As we all should know by now, Sourceforge's CVS access went down on Jan 26 due 
to an attack on their servers and is still down now with no estimate of when 
it'll be back. Sourceforge has also indicated that they're considering ending 
CVS access altogether in the near future since its architecture is inherently 
fragile and insecure. Some maintainers have discussed switching to something a 
little less ancient for a while now but inertia is a powerful force. :)

So now that our hand is being forced, I decided to just go and do something. 
The maintainers I've talked to would like to use Git or Mercurial (and so would 
I) but after some discussions on IRC I've come to the conclusion that our best 
choice is Subversion. Now wait, don't yell at me! Let me explain. Fink is a bit 
different from most projects in that our users have to interact with our 
repository to use fink, either through rsync or cvs.

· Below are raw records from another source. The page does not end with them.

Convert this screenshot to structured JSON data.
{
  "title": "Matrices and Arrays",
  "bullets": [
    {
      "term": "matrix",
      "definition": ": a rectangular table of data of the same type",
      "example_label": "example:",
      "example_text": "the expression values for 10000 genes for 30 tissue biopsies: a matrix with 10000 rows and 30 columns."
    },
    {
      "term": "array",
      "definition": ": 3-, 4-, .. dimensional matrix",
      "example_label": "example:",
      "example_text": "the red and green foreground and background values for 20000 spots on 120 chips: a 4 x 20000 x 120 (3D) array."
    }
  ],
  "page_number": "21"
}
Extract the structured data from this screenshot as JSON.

So, we need something that 
is easy for our users to use.

Subversion has two big advantages going for it from a user's perspective.

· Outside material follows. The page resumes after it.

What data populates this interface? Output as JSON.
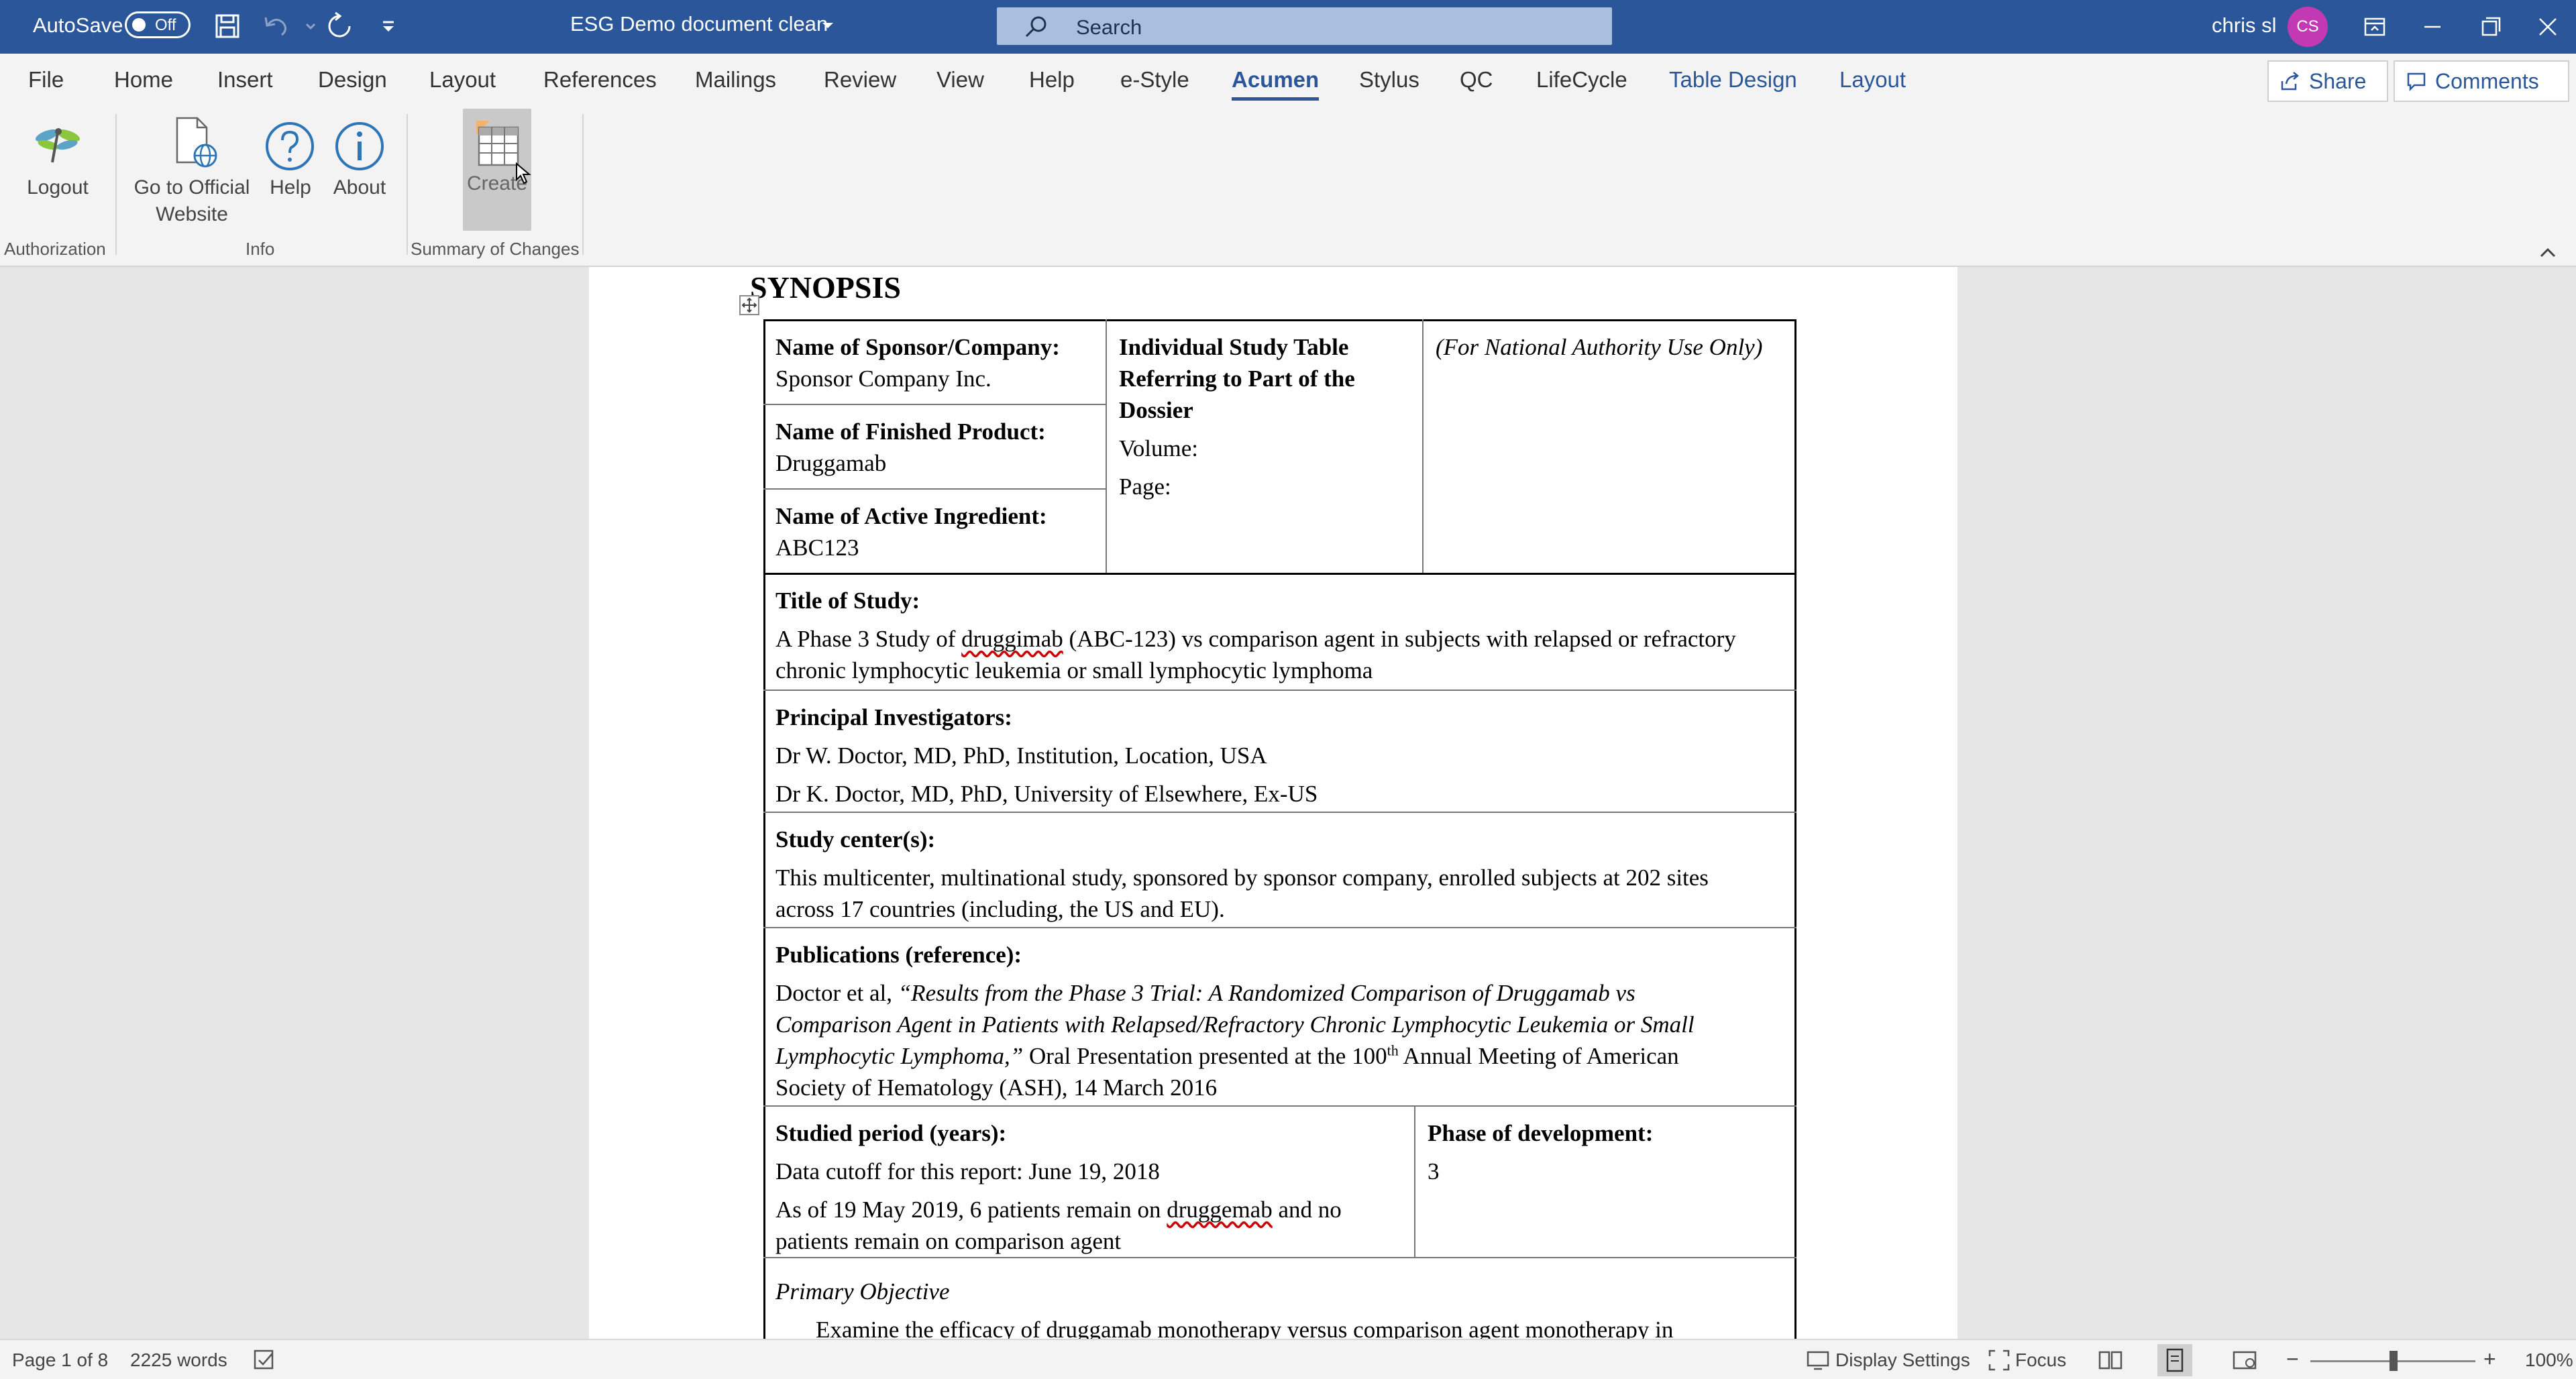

1. It comes standard with the system on 10.5 and later. 10.4 users would have 
to 'fink install svn'.

2. Sourceforge provides svn access over https on standard port 443, which means 
people can use it behind firewalls. Since most firewalls block everything but 
80 and 443, svn is really our only choice because it's the ONLY service 
Sourceforge supports over one of those ports.

Subversion also behaves substantially similar to cvs so maintainers won't have 
to learn a whole new way of using the repository. Git and Mercurial work 
differently and would require people used to only cvs to learn a new way of 
doing version control. If maintainers REALLY want to use them, git-svn and 
hg-subversion allow Git and Mercurial to act as svn clients.

gecko2 has been keeping a copy of the sf cvs repository so I was able to 
download that and experiment. Converting it to svn was simple with 'cvs2svn 
--fallback-encoding=utf_8 --retain-conflicting-attic-files'. There are a 
handful of log messages with utf8 text in them, thus the --fallback-encoding, 
and a few cases of files existing in both the Attic and the regular tree--a 
mild form of cvs corruption. cvs2svn worked like a charm and I now have a local 
svn repository with full history preserved. I then implemented a selfupdate-svn 
method for fink. I successfully bootstrapped fink, switched to selfupdate-svn, 
switched to selfupdate-rsync, then switched back to svn without a hitch. I 
can't test switching with cvs, for obvious reasons.

There's nothing more that can be done at the moment since both cvs and shell 
access are still down, and we can't enable svn without them. I just wanted to 
put this out there and see what opinions other people had. There would need to 
be other changes made since fink's website is generated from the sources in cvs 
and the package database draws information from there as well.